The past year has been difficult. Being limited in our interactions, fearful of the worldwide pandemic, not being able to see our loved ones and just being cut off from society as a whole has put us all in an uncertain predicament. We see some light at the end of the tunnel, yet we fear what the rest of the tunnel has to hold. We are hopeful, but wary as we step out into the world again.
More than two hundred years ago ships left Boston, their holds filled with cargo to trade in China, promising returns of up to a 1000% of their investments. Sailors and merchants set out on this journey, past the islands of Boston Harbor and into the bay, knowing that it could be three years before they saw Boston Light welcoming them home.
As the days pass and we have to navigate the rapidly evolving advice, direction, and guidelines to keep us and our families safe, we may relate to those sailors out at sea. Perhaps the first part of their journey was a great adventure, seeing new places, trading for spices and silks that would make their fortunes. But as the days passed on the journey home, perhaps the tight quarters became too familiar and the longing for home too great that the focus was only on finishing the journey. Imagine then, after nearly three long years of being away from home, with the church spires of Boston in sight, the ship stops at Rainsford Island for an inspection and several of your crew mates are found to have yellow fever. Automatic quarantine is triggered with home in sight, but just out of reach.
As we have learned more about the COVID-19 virus, scientists have developed new methods of treatment and vaccines, giving us all hope for the future. Boston Harbor Islands National and State Park is eager to begin to welcome more folks back to the islands; and yet we must remain vigilant. Our primary mission is to keep our visitors and staff safe by continuing to follow the safety guidelines established by the CDC, the Department of the Interior, the Commonwealth of Massachusetts, and the City of Boston. We are feeling cautious but optimistic as we introduce new programs and opportunities for you to enjoy on the Harbor Islands.
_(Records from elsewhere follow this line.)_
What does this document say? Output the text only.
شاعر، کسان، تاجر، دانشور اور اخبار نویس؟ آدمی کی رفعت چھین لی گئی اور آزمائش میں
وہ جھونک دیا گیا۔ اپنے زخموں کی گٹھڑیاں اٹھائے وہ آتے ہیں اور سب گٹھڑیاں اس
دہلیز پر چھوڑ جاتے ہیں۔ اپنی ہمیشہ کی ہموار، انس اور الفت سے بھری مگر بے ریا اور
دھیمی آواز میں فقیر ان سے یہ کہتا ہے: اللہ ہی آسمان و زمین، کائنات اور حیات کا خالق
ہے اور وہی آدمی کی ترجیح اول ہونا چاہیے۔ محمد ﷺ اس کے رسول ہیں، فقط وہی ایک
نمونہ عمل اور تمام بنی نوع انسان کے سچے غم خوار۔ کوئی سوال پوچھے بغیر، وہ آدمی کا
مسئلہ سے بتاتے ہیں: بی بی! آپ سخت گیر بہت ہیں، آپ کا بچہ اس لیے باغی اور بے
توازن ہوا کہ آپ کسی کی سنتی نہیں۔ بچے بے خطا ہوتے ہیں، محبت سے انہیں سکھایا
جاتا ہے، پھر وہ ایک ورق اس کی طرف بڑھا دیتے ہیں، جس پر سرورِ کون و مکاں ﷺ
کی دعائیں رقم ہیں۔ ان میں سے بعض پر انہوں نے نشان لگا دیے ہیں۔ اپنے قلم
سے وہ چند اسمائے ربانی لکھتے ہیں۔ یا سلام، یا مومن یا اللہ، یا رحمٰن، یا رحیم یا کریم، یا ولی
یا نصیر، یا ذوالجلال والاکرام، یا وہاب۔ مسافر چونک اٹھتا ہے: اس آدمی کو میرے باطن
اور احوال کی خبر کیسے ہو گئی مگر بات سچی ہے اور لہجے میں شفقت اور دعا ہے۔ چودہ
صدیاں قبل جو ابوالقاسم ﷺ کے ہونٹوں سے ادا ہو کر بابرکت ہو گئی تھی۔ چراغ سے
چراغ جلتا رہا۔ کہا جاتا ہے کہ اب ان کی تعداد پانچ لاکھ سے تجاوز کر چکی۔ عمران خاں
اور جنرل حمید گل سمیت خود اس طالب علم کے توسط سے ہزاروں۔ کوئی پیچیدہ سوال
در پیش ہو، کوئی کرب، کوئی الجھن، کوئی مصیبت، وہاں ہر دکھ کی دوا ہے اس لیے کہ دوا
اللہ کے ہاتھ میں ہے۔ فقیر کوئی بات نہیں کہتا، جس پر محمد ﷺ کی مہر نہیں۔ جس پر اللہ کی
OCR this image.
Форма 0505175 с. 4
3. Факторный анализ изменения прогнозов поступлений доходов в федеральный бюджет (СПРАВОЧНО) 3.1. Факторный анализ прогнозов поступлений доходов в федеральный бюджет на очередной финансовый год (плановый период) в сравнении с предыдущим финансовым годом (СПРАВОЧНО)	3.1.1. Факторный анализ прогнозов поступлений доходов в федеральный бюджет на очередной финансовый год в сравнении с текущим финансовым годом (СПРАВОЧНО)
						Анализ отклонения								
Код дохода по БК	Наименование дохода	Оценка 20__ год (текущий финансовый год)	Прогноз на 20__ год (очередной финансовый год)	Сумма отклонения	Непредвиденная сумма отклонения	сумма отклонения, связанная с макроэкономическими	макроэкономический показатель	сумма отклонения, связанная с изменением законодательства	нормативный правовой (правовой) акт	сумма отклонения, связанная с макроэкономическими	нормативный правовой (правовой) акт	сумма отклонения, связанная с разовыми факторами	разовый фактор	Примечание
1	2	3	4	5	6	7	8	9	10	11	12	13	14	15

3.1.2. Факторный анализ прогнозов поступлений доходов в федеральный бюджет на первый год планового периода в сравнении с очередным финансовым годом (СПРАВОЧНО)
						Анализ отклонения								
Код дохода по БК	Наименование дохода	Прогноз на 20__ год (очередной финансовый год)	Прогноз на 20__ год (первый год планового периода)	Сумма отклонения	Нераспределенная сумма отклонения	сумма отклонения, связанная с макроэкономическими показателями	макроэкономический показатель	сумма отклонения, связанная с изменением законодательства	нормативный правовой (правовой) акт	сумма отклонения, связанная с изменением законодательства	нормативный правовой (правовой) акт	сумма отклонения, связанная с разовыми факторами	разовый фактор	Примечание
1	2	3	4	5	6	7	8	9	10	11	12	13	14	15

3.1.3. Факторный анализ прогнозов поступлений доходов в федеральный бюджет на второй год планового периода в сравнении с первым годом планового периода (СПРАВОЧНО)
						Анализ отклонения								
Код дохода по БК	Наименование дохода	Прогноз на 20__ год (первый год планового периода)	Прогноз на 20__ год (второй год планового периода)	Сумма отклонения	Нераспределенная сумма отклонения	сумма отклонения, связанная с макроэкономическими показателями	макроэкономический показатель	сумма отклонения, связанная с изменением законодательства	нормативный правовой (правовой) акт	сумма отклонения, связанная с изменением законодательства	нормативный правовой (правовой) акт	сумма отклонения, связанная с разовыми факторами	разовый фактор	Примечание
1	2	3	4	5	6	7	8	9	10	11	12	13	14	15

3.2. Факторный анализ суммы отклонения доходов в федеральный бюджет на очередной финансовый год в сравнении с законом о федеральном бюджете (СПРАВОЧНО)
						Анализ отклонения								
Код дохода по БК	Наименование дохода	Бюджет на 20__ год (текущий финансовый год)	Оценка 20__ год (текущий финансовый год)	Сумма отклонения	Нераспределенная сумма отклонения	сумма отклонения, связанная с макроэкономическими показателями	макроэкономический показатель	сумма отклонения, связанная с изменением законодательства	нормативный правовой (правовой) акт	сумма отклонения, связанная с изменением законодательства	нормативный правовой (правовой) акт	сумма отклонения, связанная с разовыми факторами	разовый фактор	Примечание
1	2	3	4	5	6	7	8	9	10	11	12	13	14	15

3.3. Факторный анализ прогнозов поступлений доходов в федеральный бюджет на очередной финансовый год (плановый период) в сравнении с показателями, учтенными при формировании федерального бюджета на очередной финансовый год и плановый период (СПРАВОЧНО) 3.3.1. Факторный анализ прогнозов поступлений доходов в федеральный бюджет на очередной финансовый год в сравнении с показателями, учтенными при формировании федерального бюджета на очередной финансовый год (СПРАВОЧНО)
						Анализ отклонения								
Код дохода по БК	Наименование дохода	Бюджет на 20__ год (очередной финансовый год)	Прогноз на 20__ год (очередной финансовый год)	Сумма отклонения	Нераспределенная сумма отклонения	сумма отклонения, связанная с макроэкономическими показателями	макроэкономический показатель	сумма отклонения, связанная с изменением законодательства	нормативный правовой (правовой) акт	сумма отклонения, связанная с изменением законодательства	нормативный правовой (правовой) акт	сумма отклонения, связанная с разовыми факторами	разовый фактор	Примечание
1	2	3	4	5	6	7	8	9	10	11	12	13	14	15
Last year ferry service was only available for Spectacle Island. This year, not only will visitors be able to climb the drumlins of Spectacle, but they can also visit the iconic Fort Warren on Georges Island, starting June 25th.While the park will not be offering in-person tours and programs, staff have been working hard to produce audio tours, self-guided materials and virtual content to support you in exploring the history and natural resources found throughout the Harbor Islands.
For now we wait, as did the trading ships coming into Boston. Home and normalcy are in sight; but until then, we will be patient and we will persevere.